Essa mengaku, setelah posko-posko ini diaktifkan, pihaknya akan menempatkan personel dan peralatan di setiap lokasi posko. Selain itu, koordinasi lintas sektor akan dilakukan, baik dengan perangkat daerah terkait maupun dengan pihak di luar pemerintahan, seperti kepolisian, BMKG, serta relawan-relawan kebencanaan yang juga akan kita tempatkan di posko-posko tersebut.

Terkait edukasi kebencanaan, program tersebut diarahkan terutama kepada kelompok usia dini hingga remaja. Targetnya meliputi peserta didik mulai dari PAUD, SD, SMP, hingga SMA. Pada awalnya, edukasi dilakukan dengan mendatangi sekolah-sekolah. Namun setelah kantor BPBD yang baru berdiri, fungsi bangunan ini secara resmi juga ditetapkan sebagai Rumah Edukasi Kebencanaan.

“Di kantor BPBD juga memiliki berbagai gambar dan visual edukatif. Di kantor lain mungkin itu hanya sekadar hiasan, tetapi bagi kami itu merupakan sarana edukasi dan menjadi amal jariyah untuk masyarakat Kota Tangsel,” katanya.

“Gambar-gambar tersebut memuat informasi kebencanaan yang ditujukan terutama untuk anak-anak dan remaja.
Selain itu, kami juga menyiapkan sarana edukasi dalam bentuk diorama. Melalui diorama ini, siswa-siswa yang berkunjung akan mendapatkan pemahaman mengenai cara menghadapi berbagai jenis bencana, seperti gempa bumi, banjir, longsor, kekeringan, hingga kejadian kegagalan teknologi. Setelah melihat diorama, mereka juga kami ajak untuk mengikuti simulasi,” ungkapnya.

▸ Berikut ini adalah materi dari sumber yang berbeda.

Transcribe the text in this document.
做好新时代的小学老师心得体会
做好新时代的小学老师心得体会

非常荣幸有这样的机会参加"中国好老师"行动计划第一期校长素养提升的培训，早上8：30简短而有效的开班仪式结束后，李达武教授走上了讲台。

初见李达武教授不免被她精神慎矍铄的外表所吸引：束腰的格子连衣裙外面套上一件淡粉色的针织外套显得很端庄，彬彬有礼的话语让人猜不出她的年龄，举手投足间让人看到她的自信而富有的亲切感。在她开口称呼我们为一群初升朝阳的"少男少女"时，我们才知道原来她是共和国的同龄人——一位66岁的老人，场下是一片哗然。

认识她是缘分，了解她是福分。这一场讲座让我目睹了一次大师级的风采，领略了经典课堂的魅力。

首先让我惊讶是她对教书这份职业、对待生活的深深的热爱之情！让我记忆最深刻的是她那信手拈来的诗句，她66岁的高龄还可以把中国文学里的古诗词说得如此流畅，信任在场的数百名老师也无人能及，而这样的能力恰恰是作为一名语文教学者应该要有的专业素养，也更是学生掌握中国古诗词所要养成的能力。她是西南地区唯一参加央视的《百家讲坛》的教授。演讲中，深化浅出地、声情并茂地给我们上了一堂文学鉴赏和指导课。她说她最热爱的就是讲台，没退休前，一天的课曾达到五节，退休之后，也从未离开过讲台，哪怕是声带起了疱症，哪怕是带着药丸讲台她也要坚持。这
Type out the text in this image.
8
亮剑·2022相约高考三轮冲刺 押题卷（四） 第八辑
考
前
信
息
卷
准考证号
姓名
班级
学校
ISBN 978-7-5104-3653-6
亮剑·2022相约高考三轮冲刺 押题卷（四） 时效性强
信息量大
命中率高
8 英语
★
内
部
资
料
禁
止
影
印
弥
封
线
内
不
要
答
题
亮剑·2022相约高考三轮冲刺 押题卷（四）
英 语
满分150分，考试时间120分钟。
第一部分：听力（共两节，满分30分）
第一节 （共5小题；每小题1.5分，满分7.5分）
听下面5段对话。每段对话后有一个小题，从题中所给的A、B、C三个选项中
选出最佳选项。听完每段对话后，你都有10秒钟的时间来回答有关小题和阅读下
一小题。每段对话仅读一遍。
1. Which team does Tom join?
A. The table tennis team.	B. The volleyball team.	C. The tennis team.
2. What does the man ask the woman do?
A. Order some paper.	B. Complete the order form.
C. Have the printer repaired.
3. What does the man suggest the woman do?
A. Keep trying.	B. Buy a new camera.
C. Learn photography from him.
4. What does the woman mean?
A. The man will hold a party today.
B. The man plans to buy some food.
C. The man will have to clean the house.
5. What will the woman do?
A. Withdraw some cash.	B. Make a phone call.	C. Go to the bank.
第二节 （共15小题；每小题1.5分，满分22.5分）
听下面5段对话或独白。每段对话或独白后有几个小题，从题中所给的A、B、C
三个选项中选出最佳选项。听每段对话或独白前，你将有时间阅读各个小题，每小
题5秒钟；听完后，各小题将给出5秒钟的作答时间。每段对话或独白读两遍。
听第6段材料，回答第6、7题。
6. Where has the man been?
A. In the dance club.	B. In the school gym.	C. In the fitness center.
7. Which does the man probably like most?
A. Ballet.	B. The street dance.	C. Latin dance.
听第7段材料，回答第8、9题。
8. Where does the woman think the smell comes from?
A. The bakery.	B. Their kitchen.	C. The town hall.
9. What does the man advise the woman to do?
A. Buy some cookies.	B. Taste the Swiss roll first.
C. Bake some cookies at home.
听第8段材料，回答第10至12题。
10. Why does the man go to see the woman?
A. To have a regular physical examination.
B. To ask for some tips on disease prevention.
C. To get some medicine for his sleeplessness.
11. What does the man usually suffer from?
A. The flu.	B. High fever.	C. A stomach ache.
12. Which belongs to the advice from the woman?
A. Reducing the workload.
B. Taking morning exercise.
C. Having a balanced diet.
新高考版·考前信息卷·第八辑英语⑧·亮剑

Di kantor BPBD Tangsel juga tersedia simulasi gempa, yaitu ruangan khusus yang dapat memberikan pengalaman langsung bagaimana merasakan guncangan gempa serta bagaimana meresponsnya dengan benar.

Ada juga simulasi banjir, yang bisa langsung dipraktikkan mengingat lokasi kantor BPBD Tangsem berada tidak jauh dari Kalu Jeletreng, sehingga medianya sangat mendukung.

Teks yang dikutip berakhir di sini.